There are three sections in this template:

Filtering section

Filters include:

  • max_return_count: only return the top (n) matches
  • match_score_filter: minimum computed match_score (see scoring section below)
  • match_level_filter: maximum match level (1=resolved, 2=possible match, 3=possibly related)
  • data_source_filter: entity must contain a record from a particular data source

Scoring section

This section dictates the weighted scoring of search results. see the article Scoring-Search-Results

Output Columns section

The syntax for each ouput column is:

  • {"any column name": "{any python fstring expression}"}

python fstring values should come from either the search_record or the matched_entity values.

In addition to what is in the default search_config_template.json, you can also choose any ohter attributes in the matched_entity structure computed in the score_entities function in the G2Search.py

Typical use

python G2Search.py -c search_config_template.json -i /search_input.json -o search_result

You can also use the -nt THREAD_COUNT to increase the number of threads from the default max available. For instance, if access to the database is slow, you may want to double the number of threads as they spend a lot of time waiting on database queries.

Sample output

see the sample_search_result.csv file to see the result of all your searches

All of the search results are output to a csv file.
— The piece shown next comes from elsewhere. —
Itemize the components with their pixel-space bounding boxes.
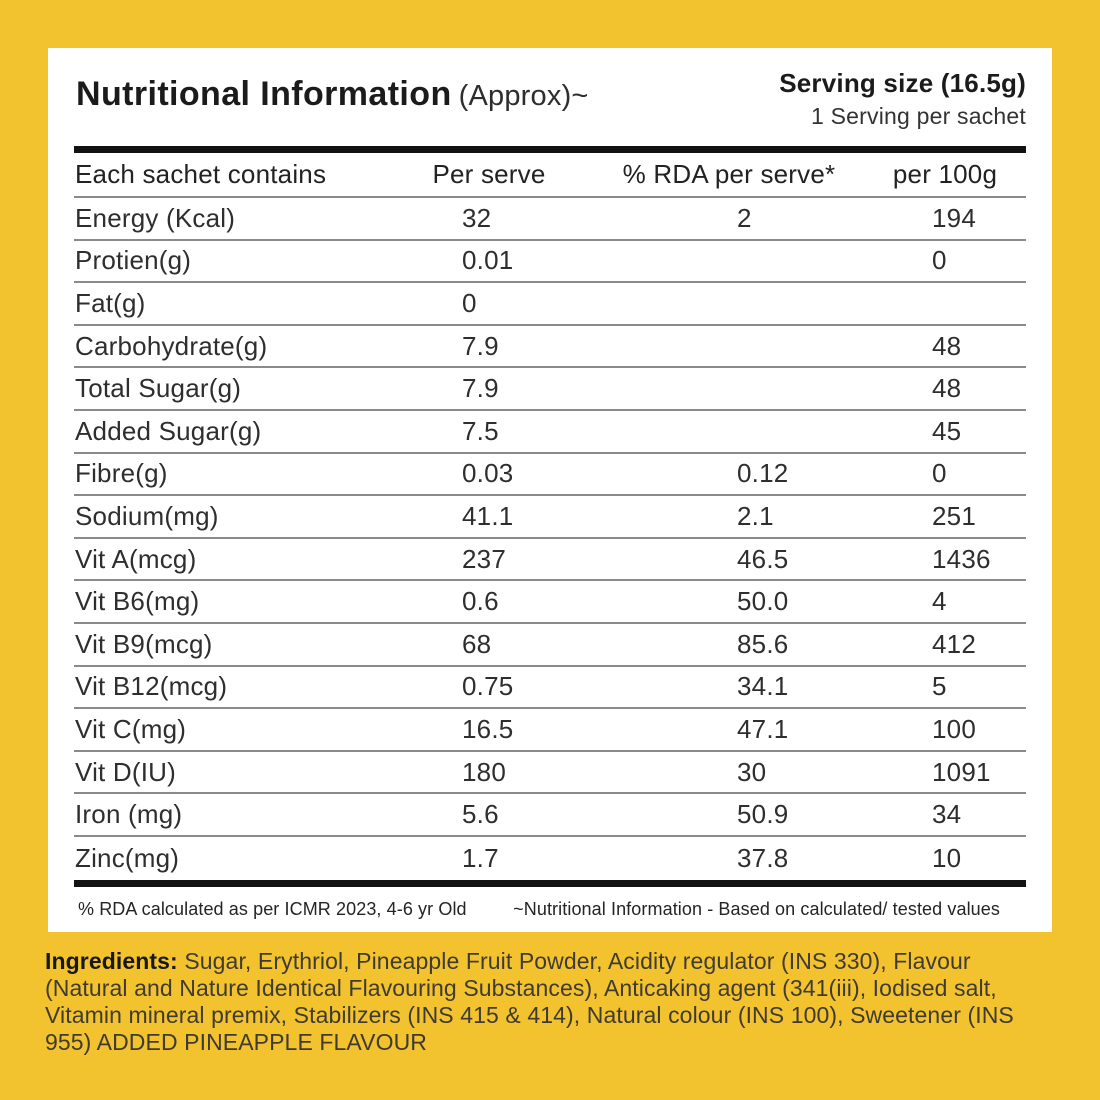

There will be one or more rows for each search record.

  • match_number: the match_number column will be zero if no rows are found match_number 1 will be the best match found as determined by the weighted score. match_numbers 2-n are any additional matches found also ranked by the weighed score.

see the sample_search_result.json file

These accumulated statistics are displayed at the end of the run and captured in the output json file.